The following table discusses the tax-saving and tax-exemption features of bonds and FDs:
|Tax Saving||Until FY14, Infrastructure Bonds Helped Investors Reduce Taxable Income By Up To Rs. 20,000 Per Financial Year Under Section 80CCF. Presently, Tax-Saving Features Are Not Available On Any Bond.||Presently, 5-Year FDs Can Help You Reduce Your Taxable Income By Up To Rs. 1,50,000 Under Section 80C.|
|Tax Exemption||Earlier, Specific Bonds Enjoyed Tax Exemption Under Section 10. Presently, Tax Exemption Features Are Not Available On Any Bond||Fixed Deposits Are Not Tax Exempt. They Are Taxed As Per Your Marginal Income Tax Rate.|
Should you invest in bonds or FDs?
Honestly, it is difficult to answer this question in one word. But using the below framework, you can decide where to invest:
- If your investment horizon is very short (3-6 months), it is best to stick to fixed deposits.

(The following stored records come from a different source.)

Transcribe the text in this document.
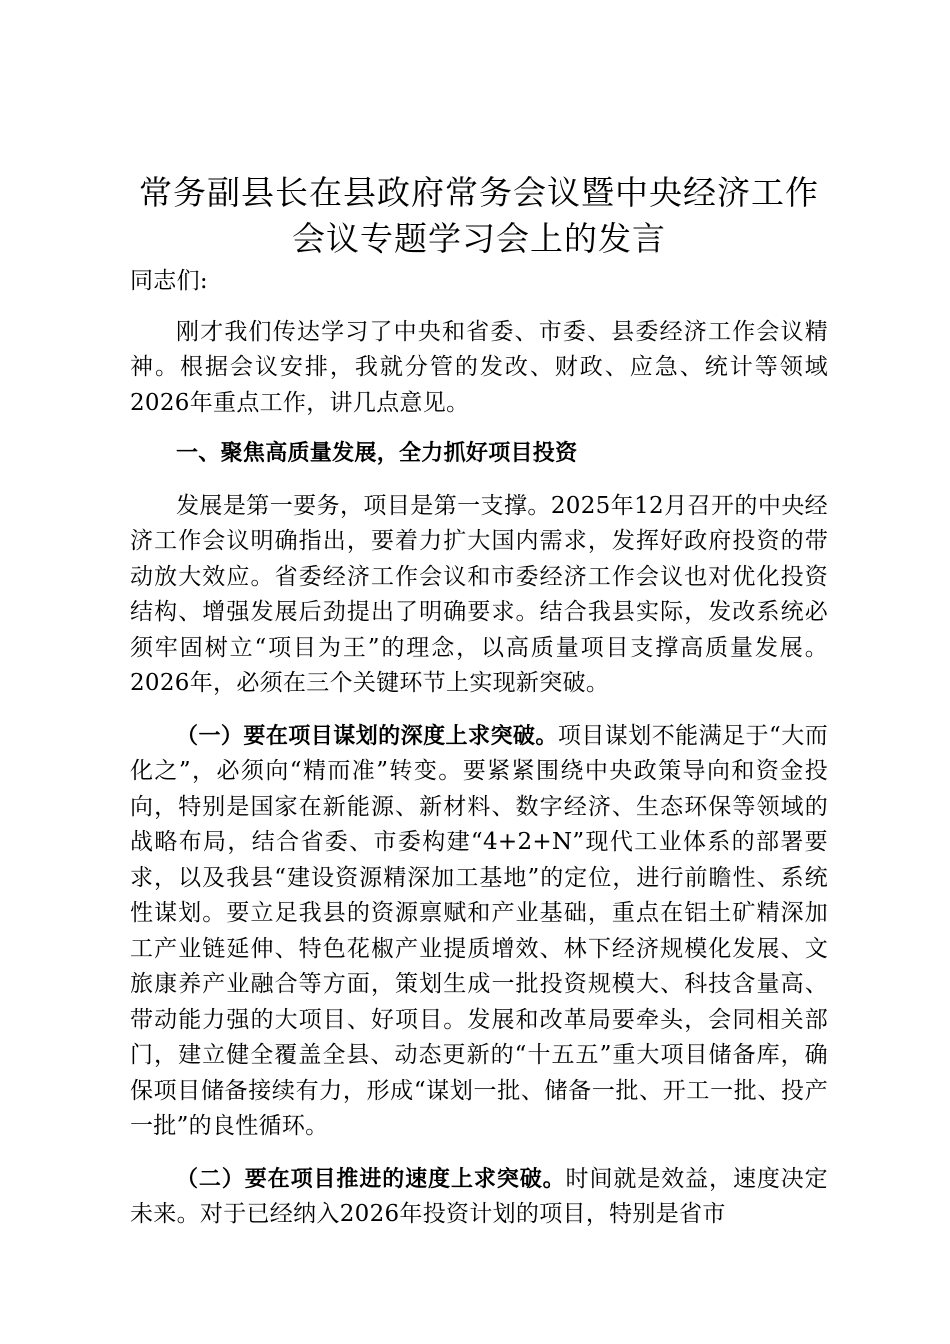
常务副县长在县政府常务会议暨中央经济工作
会议专题学习会上的发言

同志们:

刚才我们传达学习了中央和省委、市委、县委经济工作会议精神。根据会议安排，我就分管的发改、财政、应急、统计等领域2026年重点工作，讲几点意见。

一、聚焦高质量发展，全力抓好项目投资

发展是第一要务，项目是第一支撑。2025年12月召开的中央经济工作会议明确指出，要着力扩大国内需求，发挥好政府投资的带动放大效应。省委经济工作会议和市委经济工作会议也对优化投资结构、增强发展后劲提出了明确要求。结合我县实际，发改系统必须牢固树立“项目为王”的理念，以高质量项目支撑高质量发展。2026年，必须在三个关键环节上实现新突破。

（一）要在项目谋划的深度上求突破。项目谋划不能满足于“大而化之”，必须向“精而准”转变。要紧紧围绕中央政策导向和资金投向，特别是国家在新能源、新材料、数字经济、生态环保等领域的战略布局，结合省委、市委构建“4+2+N”现代工业体系的部署要求，以及我县“建设资源精深加工基地”的定位，进行前瞻性、系统性谋划。要立足我县的资源禀赋和产业基础，重点在铝土矿精深加工产业链延伸、特色花椒产业提质增效、林下经济规模化发展、文旅康养产业融合等方面，策划生成一批投资规模大、科技含量高、带动能力强的大项目、好项目。发展和改革局要牵头，会同相关部门，建立健全覆盖全县、动态更新的“十五五”重大项目储备库，确保项目储备接续有力，形成“谋划一批、储备一批、开工一批、投产一批”的良性循环。

（二）要在项目推进的速度上求突破。时间就是效益，速度决定未来。对于已经纳入2026年投资计划的项目，特别是省市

- If your investment horizon is above 1 year, you can consider investing in bonds because of the taxation benefit. But you need to be mindful of the risks that apply to bond investing.
- If you are investing in bonds, find bonds that fit your risk profile. It’s essential to check the credit rating of the bond. If you have a low tolerance for risk, stick to bonds with AAA and AA credit ratings only.
- If you are investing in bonds, make sure that you are comfortable staying invested until the bond’s maturity date. Staying invested until the maturity date eliminates risks associated with interest rates and liquidity.
These are just guidelines and you should not solely rely on them to make an investment decision. It is recommended to get an expert’s advice to select the best bonds or fixed deposits for your money and financial situation.